Monitoring -

Machine Learning System Design

About Lesson

Deploying a model isn’t the end of the process. A model’s performance degrades over time in production. Once a model has been deployed, we still have to continually monitor its performance to detect issues as well as deploy updates to fix these issues.

Data distribution shifts occur when the data distribution in production differs and diverges from the data distribution the model was exposed to during training.
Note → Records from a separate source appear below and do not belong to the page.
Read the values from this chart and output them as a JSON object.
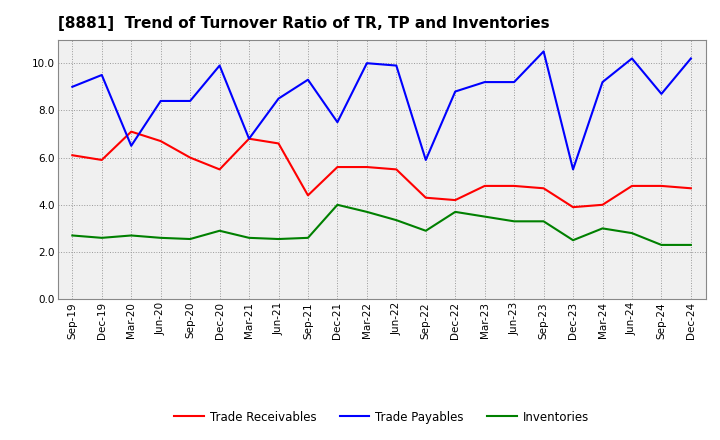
{
  "title": "[8881]  Trend of Turnover Ratio of TR, TP and Inventories",
  "labels": [
    "Sep-19",
    "Dec-19",
    "Mar-20",
    "Jun-20",
    "Sep-20",
    "Dec-20",
    "Mar-21",
    "Jun-21",
    "Sep-21",
    "Dec-21",
    "Mar-22",
    "Jun-22",
    "Sep-22",
    "Dec-22",
    "Mar-23",
    "Jun-23",
    "Sep-23",
    "Dec-23",
    "Mar-24",
    "Jun-24",
    "Sep-24",
    "Dec-24"
  ],
  "trade_receivables": [
    6.1,
    5.9,
    7.1,
    6.7,
    6.0,
    5.5,
    6.8,
    6.6,
    4.4,
    5.6,
    5.6,
    5.5,
    4.3,
    4.2,
    4.8,
    4.8,
    4.7,
    3.9,
    4.0,
    4.8,
    4.8,
    4.7
  ],
  "trade_payables": [
    9.0,
    9.5,
    6.5,
    8.4,
    8.4,
    9.9,
    6.8,
    8.5,
    9.3,
    7.5,
    10.0,
    9.9,
    5.9,
    8.8,
    9.2,
    9.2,
    10.5,
    5.5,
    9.2,
    10.2,
    8.7,
    10.2
  ],
  "inventories": [
    2.7,
    2.6,
    2.7,
    2.6,
    2.55,
    2.9,
    2.6,
    2.55,
    2.6,
    4.0,
    3.7,
    3.35,
    2.9,
    3.7,
    3.5,
    3.3,
    3.3,
    2.5,
    3.0,
    2.8,
    2.3,
    2.3
  ],
  "ylim": [
    0,
    11
  ],
  "yticks": [
    0.0,
    2.0,
    4.0,
    6.0,
    8.0,
    10.0
  ],
  "color_tr": "#ff0000",
  "color_tp": "#0000ff",
  "color_inv": "#008000",
  "background_color": "#ffffff",
  "plot_bg_color": "#f0f0f0",
  "grid_color": "#999999",
  "legend_tr": "Trade Receivables",
  "legend_tp": "Trade Payables",
  "legend_inv": "Inventories",
  "title_fontsize": 11,
  "tick_fontsize": 7.5,
  "legend_fontsize": 8.5
}
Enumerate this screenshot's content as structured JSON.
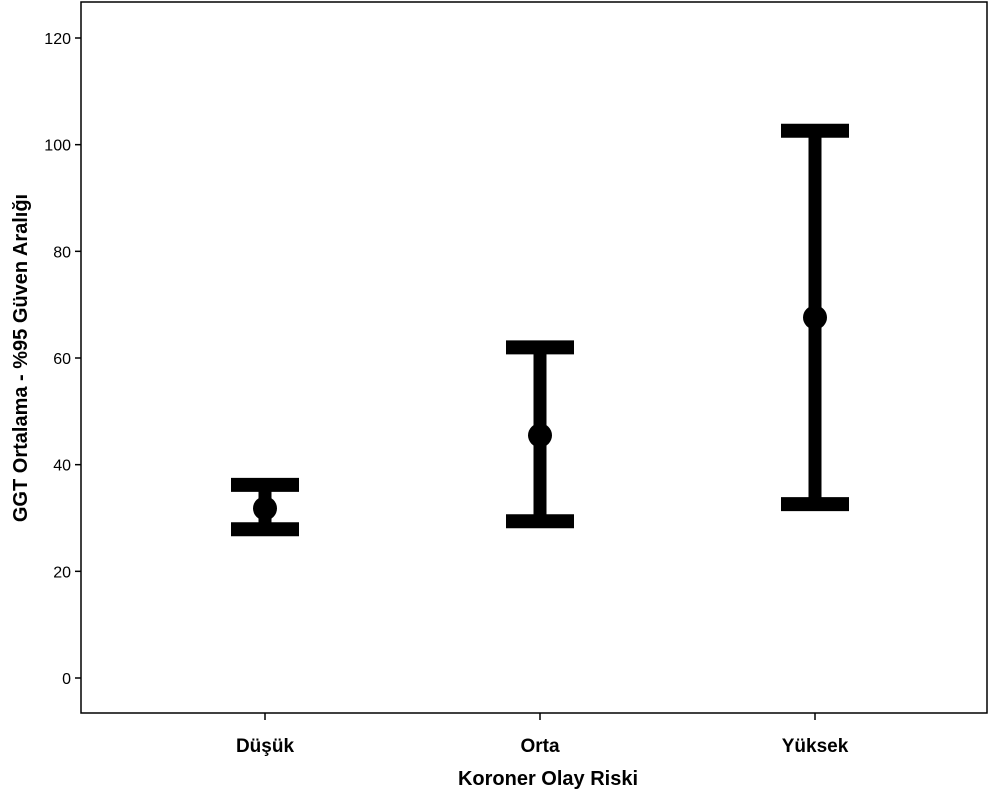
{
  "chart_data": {
    "type": "errorbar",
    "title": "",
    "xlabel": "Koroner Olay Riski",
    "ylabel": "GGT Ortalama - %95 Güven Aralığı",
    "ylim": [
      -6,
      126
    ],
    "yticks": [
      0,
      20,
      40,
      60,
      80,
      100,
      120
    ],
    "categories": [
      "Düşük",
      "Orta",
      "Yüksek"
    ],
    "series": [
      {
        "mean": [
          31.8,
          45.5,
          67.6
        ],
        "lower": [
          27.9,
          29.4,
          32.6
        ],
        "upper": [
          36.2,
          62.0,
          102.6
        ]
      }
    ],
    "grid": false,
    "legend": "none"
  }
}
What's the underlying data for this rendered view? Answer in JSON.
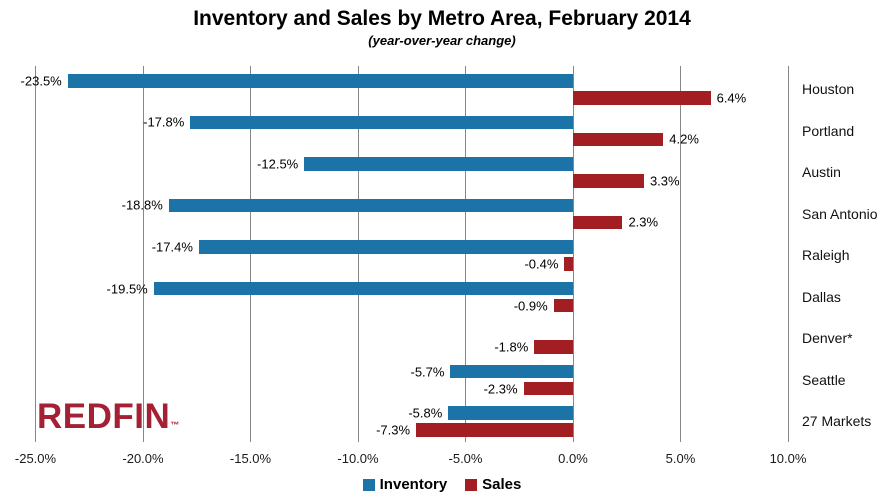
{
  "chart_data": {
    "type": "bar",
    "orientation": "horizontal",
    "title": "Inventory and Sales by Metro Area, February 2014",
    "subtitle": "(year-over-year change)",
    "categories": [
      "Houston",
      "Portland",
      "Austin",
      "San Antonio",
      "Raleigh",
      "Dallas",
      "Denver*",
      "Seattle",
      "27 Markets"
    ],
    "series": [
      {
        "name": "Inventory",
        "color": "#1B73A8",
        "values": [
          -23.5,
          -17.8,
          -12.5,
          -18.8,
          -17.4,
          -19.5,
          null,
          -5.7,
          -5.8
        ]
      },
      {
        "name": "Sales",
        "color": "#A21E22",
        "values": [
          6.4,
          4.2,
          3.3,
          2.3,
          -0.4,
          -0.9,
          -1.8,
          -2.3,
          -7.3
        ]
      }
    ],
    "value_labels": {
      "Inventory": [
        "-23.5%",
        "-17.8%",
        "-12.5%",
        "-18.8%",
        "-17.4%",
        "-19.5%",
        null,
        "-5.7%",
        "-5.8%"
      ],
      "Sales": [
        "6.4%",
        "4.2%",
        "3.3%",
        "2.3%",
        "-0.4%",
        "-0.9%",
        "-1.8%",
        "-2.3%",
        "-7.3%"
      ]
    },
    "xlim": [
      -25,
      10
    ],
    "x_ticks": [
      {
        "value": -25,
        "label": "-25.0%"
      },
      {
        "value": -20,
        "label": "-20.0%"
      },
      {
        "value": -15,
        "label": "-15.0%"
      },
      {
        "value": -10,
        "label": "-10.0%"
      },
      {
        "value": -5,
        "label": "-5.0%"
      },
      {
        "value": 0,
        "label": "0.0%"
      },
      {
        "value": 5,
        "label": "5.0%"
      },
      {
        "value": 10,
        "label": "10.0%"
      }
    ],
    "grid": true,
    "grid_color": "#878787",
    "legend_position": "bottom"
  },
  "legend": {
    "inventory_label": "Inventory",
    "sales_label": "Sales"
  },
  "logo": {
    "text": "REDFIN",
    "tm": "™",
    "color": "#A32035"
  }
}
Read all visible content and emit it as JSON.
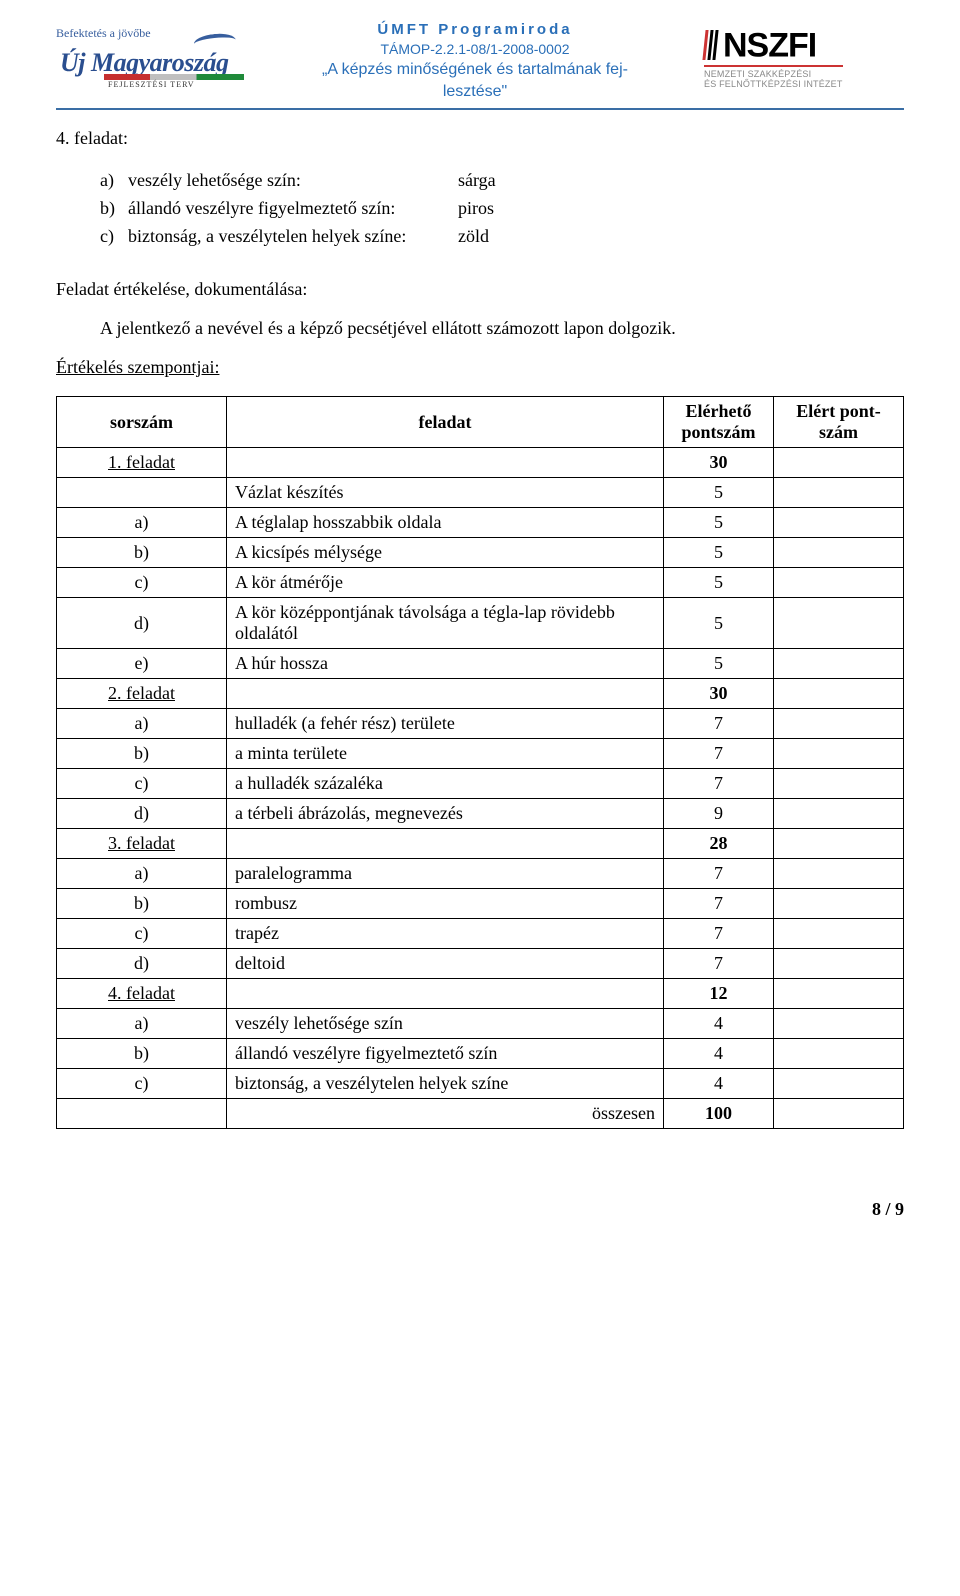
{
  "header": {
    "logo_left_script": "Befektetés a jövőbe",
    "logo_left_big": "Új Magyaroszág",
    "logo_left_sub": "FEJLESZTÉSI TERV",
    "center_line1": "ÚMFT Programiroda",
    "center_line2": "TÁMOP-2.2.1-08/1-2008-0002",
    "center_line3a": "„A képzés minőségének és tartalmának fej-",
    "center_line3b": "lesztése\"",
    "logo_right_big": "NSZFI",
    "logo_right_sub1": "NEMZETI SZAKKÉPZÉSI",
    "logo_right_sub2": "ÉS FELNŐTTKÉPZÉSI INTÉZET"
  },
  "colors": {
    "header_rule": "#3a6ea5",
    "header_text": "#2a6fb8",
    "red": "#c33",
    "green": "#1f8a3a",
    "grey": "#bfbfbf",
    "logo_blue": "#2a4e8f"
  },
  "task_heading": "4. feladat:",
  "bullets": [
    {
      "k": "a)",
      "label": "veszély lehetősége szín:",
      "val": "sárga"
    },
    {
      "k": "b)",
      "label": "állandó veszélyre figyelmeztető szín:",
      "val": "piros"
    },
    {
      "k": "c)",
      "label": "biztonság, a veszélytelen helyek színe:",
      "val": "zöld"
    }
  ],
  "eval_title": "Feladat értékelése, dokumentálása:",
  "eval_sentence": "A jelentkező a nevével és a képző pecsétjével ellátott számozott lapon dolgozik.",
  "eval_subtitle": "Értékelés szempontjai:",
  "tbl": {
    "head": [
      "sorszám",
      "feladat",
      "Elérhető pontszám",
      "Elért pont-szám"
    ],
    "rows": [
      {
        "c0": "1. feladat",
        "c0u": true,
        "c1": "",
        "c2": "30",
        "bold": true
      },
      {
        "c0": "",
        "c1": "Vázlat készítés",
        "c2": "5"
      },
      {
        "c0": "a)",
        "c1": "A téglalap hosszabbik oldala",
        "c2": "5"
      },
      {
        "c0": "b)",
        "c1": "A kicsípés mélysége",
        "c2": "5"
      },
      {
        "c0": "c)",
        "c1": "A kör átmérője",
        "c2": "5"
      },
      {
        "c0": "d)",
        "c1": "A kör középpontjának távolsága a tégla-lap rövidebb oldalától",
        "c2": "5"
      },
      {
        "c0": "e)",
        "c1": "A húr hossza",
        "c2": "5"
      },
      {
        "c0": "2. feladat",
        "c0u": true,
        "c1": "",
        "c2": "30",
        "bold": true
      },
      {
        "c0": "a)",
        "c1": "hulladék (a fehér rész) területe",
        "c2": "7"
      },
      {
        "c0": "b)",
        "c1": "a minta területe",
        "c2": "7"
      },
      {
        "c0": "c)",
        "c1": "a hulladék százaléka",
        "c2": "7"
      },
      {
        "c0": "d)",
        "c1": "a térbeli ábrázolás, megnevezés",
        "c2": "9"
      },
      {
        "c0": "3. feladat",
        "c0u": true,
        "c1": "",
        "c2": "28",
        "bold": true
      },
      {
        "c0": "a)",
        "c1": "paralelogramma",
        "c2": "7"
      },
      {
        "c0": "b)",
        "c1": "rombusz",
        "c2": "7"
      },
      {
        "c0": "c)",
        "c1": "trapéz",
        "c2": "7"
      },
      {
        "c0": "d)",
        "c1": "deltoid",
        "c2": "7"
      },
      {
        "c0": "4. feladat",
        "c0u": true,
        "c1": "",
        "c2": "12",
        "bold": true
      },
      {
        "c0": "a)",
        "c1": "veszély lehetősége szín",
        "c2": "4"
      },
      {
        "c0": "b)",
        "c1": "állandó veszélyre figyelmeztető szín",
        "c2": "4"
      },
      {
        "c0": "c)",
        "c1": "biztonság, a veszélytelen helyek színe",
        "c2": "4"
      },
      {
        "c0": "",
        "c1": "összesen",
        "c1right": true,
        "c2": "100",
        "bold": true
      }
    ]
  },
  "footer": "8 / 9"
}
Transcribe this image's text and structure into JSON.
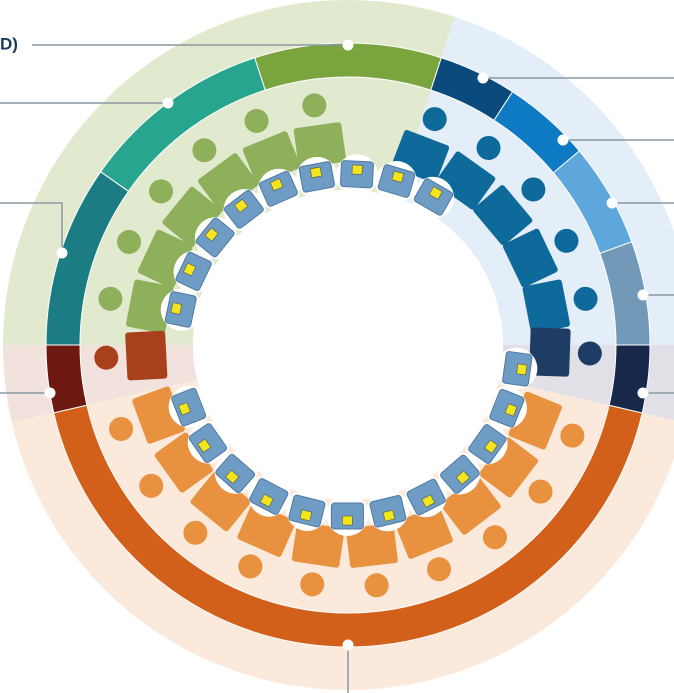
{
  "labels": [
    "D)"
  ]
}
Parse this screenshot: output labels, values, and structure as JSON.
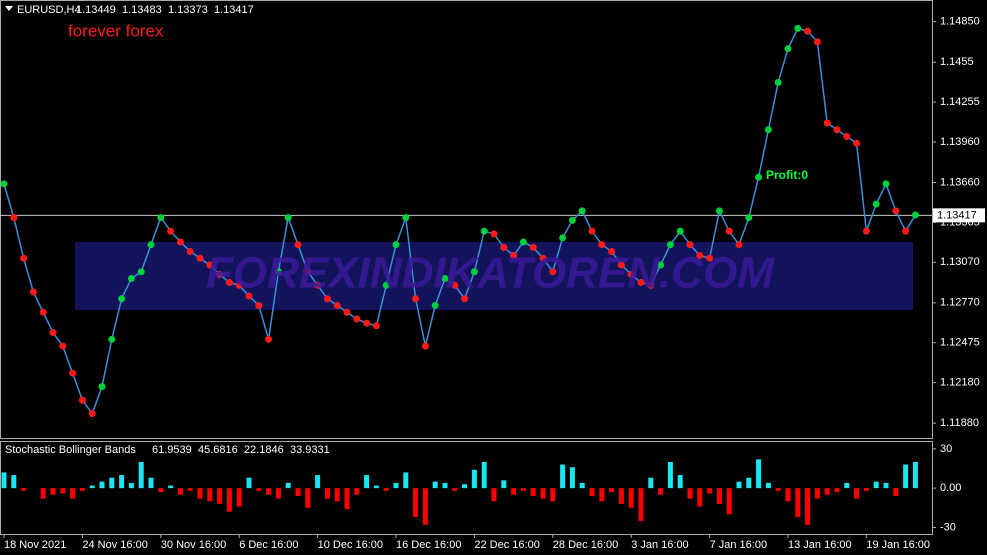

Causes of ML System Failures

A failure happens when one or more expectations of the system is violated.
In traditional software, we mostly care about a system’s operational expectations: whether the system executes its logic within the expected operational metrics, e.g., latency and throughput.
For an ML system, we care about both its operational metrics and its ML performance metrics.

Software System Failures

Failures that would have happened to non-ML systems.

Dependency failure
- A software package or a codebase that your system depends on breaks, which leads your system to break.
Deployment failure
- Failures caused by deployment errors, such as when you accidentally deploy the binaries of an older version of your model instead of the current version, or when your systems don’t have the right permissions to read or write certain files.
Hardware failures
- When the hardware that you use to deploy your model, such as CPUs or GPUs, doesn’t behave the way it should.
Downtime or crash
- If a component of your system runs from a server somewhere, such as AWS or a hosted service and that server is down, your system will also be down.

ML-specific failures

Failures specific to ML systems.
Examples: data collection and processing problems, poor hyper-parameters, changes in the training pipeline not correctly replicated in the inference pipeline and vice versa, data distribution shifts that cause a model’s performance to deteriorate over time, edge cases and degenerate feedback loops.
Production data differing from training data
- The assumption is that the unseen data comes from a stationary distribution that is the same as the training data distribution.
- If the unseen data comes from a different distribution, the model might not generalise well.
- This assumption is incorrect in most cases for two reasons.
  - The underlying distribution of the real-world data is unlikely to be the same as the underlying distribution of the training data. Curating a training dataset that can accurately represent the data that a model will encounter in production turns out to be very difficult.
  - The real world isn’t stationary. Things change. Data distributions shift.
Edge cases
- Edge cases are the data samples so extreme that they cause the model to make catastrophic mistakes.
- Outliers refer to data: an example that differs significantly from other examples. Edge cases refer to performance: an example where a model performs significantly worse than other examples. An outlier can cause a model to perform unusually poorly, which makes it an edge case. However, not all outliers are edge cases.
Degenerate feedback loops
- A degenerate feedback loop can happen when the predictions themselves influence the feedback, which in turn, influences the next iteration of the model.
- A degenerate feedback loop is created when a system’s outputs are used to generate the system’s future inputs, which, in turn, influence the system’s future outputs.
- Degenerate feedback loops are especially common in tasks with natural labels from users, such as recommender systems and ads click-through-rate prediction.
- Degenerate feedback loops are one reason why popular movies, books or songs keep getting more popular, which makes it hard for new items to break into popular lists.
- Also called exposure bias, popularity bias, filter bubbles and sometimes echo chambers.
- Left unattended, degenerate feedback loops can cause your model to perform sub-optimally at best. At worst, they can perpetuate and magnify biases embedded in data.
Detecting degenerate feedback loops
- When a system is offline, degenerate feedback loops are difficult to detect. Degenerate loops result from user feedback and a system won’t have users until it’s online (i.e., deployed to users).
- For the task of recommender systems, it’s possible to detect degenerate feedback loops by measuring the popularity diversity of a system’s outputs even when the system is offline.
- If a recommender system is much better at recommending popular items than recommending less popular items, it likely suffers from popularity bias.
Correcting degenerate feedback loops
- Randomisation
  - Introducing randomisation in the predictions can reduce their homogeneity.
  - In the case of recommender systems, instead of showing the users only the items that the system ranks highly for them, we show users random items and use their feedback to determine the true quality of these items. This is the approach that TikTok follows.
  - Each new video is randomly assigned an initial pool of traffic (which can be up to hundreds of impressions). This pool of traffic is used to evaluate each video’s unbiased quality to determine whether it should be moved to a bigger pool of traffic or be marked as irrelevant.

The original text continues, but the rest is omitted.